Yesterday at 06:30
Former F1 driver David Coulthard has questioned McLaren's need to
intervene with its drivers at the Italian Grand Prix, insisting it
felt like "manipulating the result". Oscar Piastri was instructed
to second place back to Lando Norris after the latter dropped
behind him following a slow pit stop. The team order came amid
their tight battle for the championship, which sees Piastri hold a
31-point margin over his team-mate. McLaren's decision has caused
a divide, with a majority of RacingNews365 readers believing the
Woking-based squad was wrong to give the order. Speaking to Channel
4 , Coulthard also voiced his disapproval with the instruction.
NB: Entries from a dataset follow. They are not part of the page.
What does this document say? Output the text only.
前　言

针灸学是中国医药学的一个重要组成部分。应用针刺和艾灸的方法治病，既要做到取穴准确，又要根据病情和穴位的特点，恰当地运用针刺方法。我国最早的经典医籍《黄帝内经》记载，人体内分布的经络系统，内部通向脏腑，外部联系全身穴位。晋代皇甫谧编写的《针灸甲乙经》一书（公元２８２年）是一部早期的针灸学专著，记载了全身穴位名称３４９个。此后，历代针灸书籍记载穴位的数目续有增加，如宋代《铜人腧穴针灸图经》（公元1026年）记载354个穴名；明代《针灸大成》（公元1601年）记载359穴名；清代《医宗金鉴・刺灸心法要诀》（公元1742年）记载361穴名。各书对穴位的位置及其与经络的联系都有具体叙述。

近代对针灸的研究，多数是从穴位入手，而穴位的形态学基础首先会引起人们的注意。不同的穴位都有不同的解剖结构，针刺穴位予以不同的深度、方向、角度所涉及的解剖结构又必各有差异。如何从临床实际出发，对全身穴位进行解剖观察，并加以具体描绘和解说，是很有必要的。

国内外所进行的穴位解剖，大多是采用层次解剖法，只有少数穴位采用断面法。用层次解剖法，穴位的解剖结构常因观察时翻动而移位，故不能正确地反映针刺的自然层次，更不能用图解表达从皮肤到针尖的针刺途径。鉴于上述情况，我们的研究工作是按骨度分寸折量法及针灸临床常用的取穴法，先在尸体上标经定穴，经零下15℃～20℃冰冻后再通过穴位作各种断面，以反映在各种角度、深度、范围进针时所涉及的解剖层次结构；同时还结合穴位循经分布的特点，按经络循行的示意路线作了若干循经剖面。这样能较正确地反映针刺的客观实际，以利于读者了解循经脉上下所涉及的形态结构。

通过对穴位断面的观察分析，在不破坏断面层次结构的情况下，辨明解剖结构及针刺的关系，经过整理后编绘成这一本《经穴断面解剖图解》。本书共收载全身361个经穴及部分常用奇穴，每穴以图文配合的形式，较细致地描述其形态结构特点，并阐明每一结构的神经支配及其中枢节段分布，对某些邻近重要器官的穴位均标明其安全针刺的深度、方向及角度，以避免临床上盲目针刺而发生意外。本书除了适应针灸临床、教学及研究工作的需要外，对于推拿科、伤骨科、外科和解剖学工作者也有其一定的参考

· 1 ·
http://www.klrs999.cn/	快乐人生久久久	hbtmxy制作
"Inside the racer and inside the little boy that grew up a fan of
the sport, I want to see racing wheel-to-wheel," he said. "And
yes, sometimes engines will blow up. Yes, sometimes you'll get
involved in an incident. "This just feels a little bit like
manipulating the result, and that feels uncomfortable, I have to
say. "But it's within the rules, and it's McLaren's right. They're
going to win the constructors' and the drivers' championship this
year, but this just feels that it should be left for them to go
about it." Coulthard, who has 13 grand prix wins to his name,
stated it is impossible for anyone other than a racing driver to
understand Piatstri's pain of having to relinquish track position
to both his team-mate and title rival. "As a driver, you want to
win races or deserve a result on merit," he said. "You don't want
to be handed results. "That's what we race from a very young age
for. And this is what I think sometimes, brilliant engineers,
brilliant managers, the people that make all of this happen for the
drivers, don't fully understand - as much as they're passionate and
this is their lives. "They've not sat in that race car, they've
not sweated, they've not had the pain. "They've not had the
anguish. When your race engineer is effectively saying, 'Well,
look, you have to do this to the benefit of your team-mate' -
That's uncomfortable. That just hurts."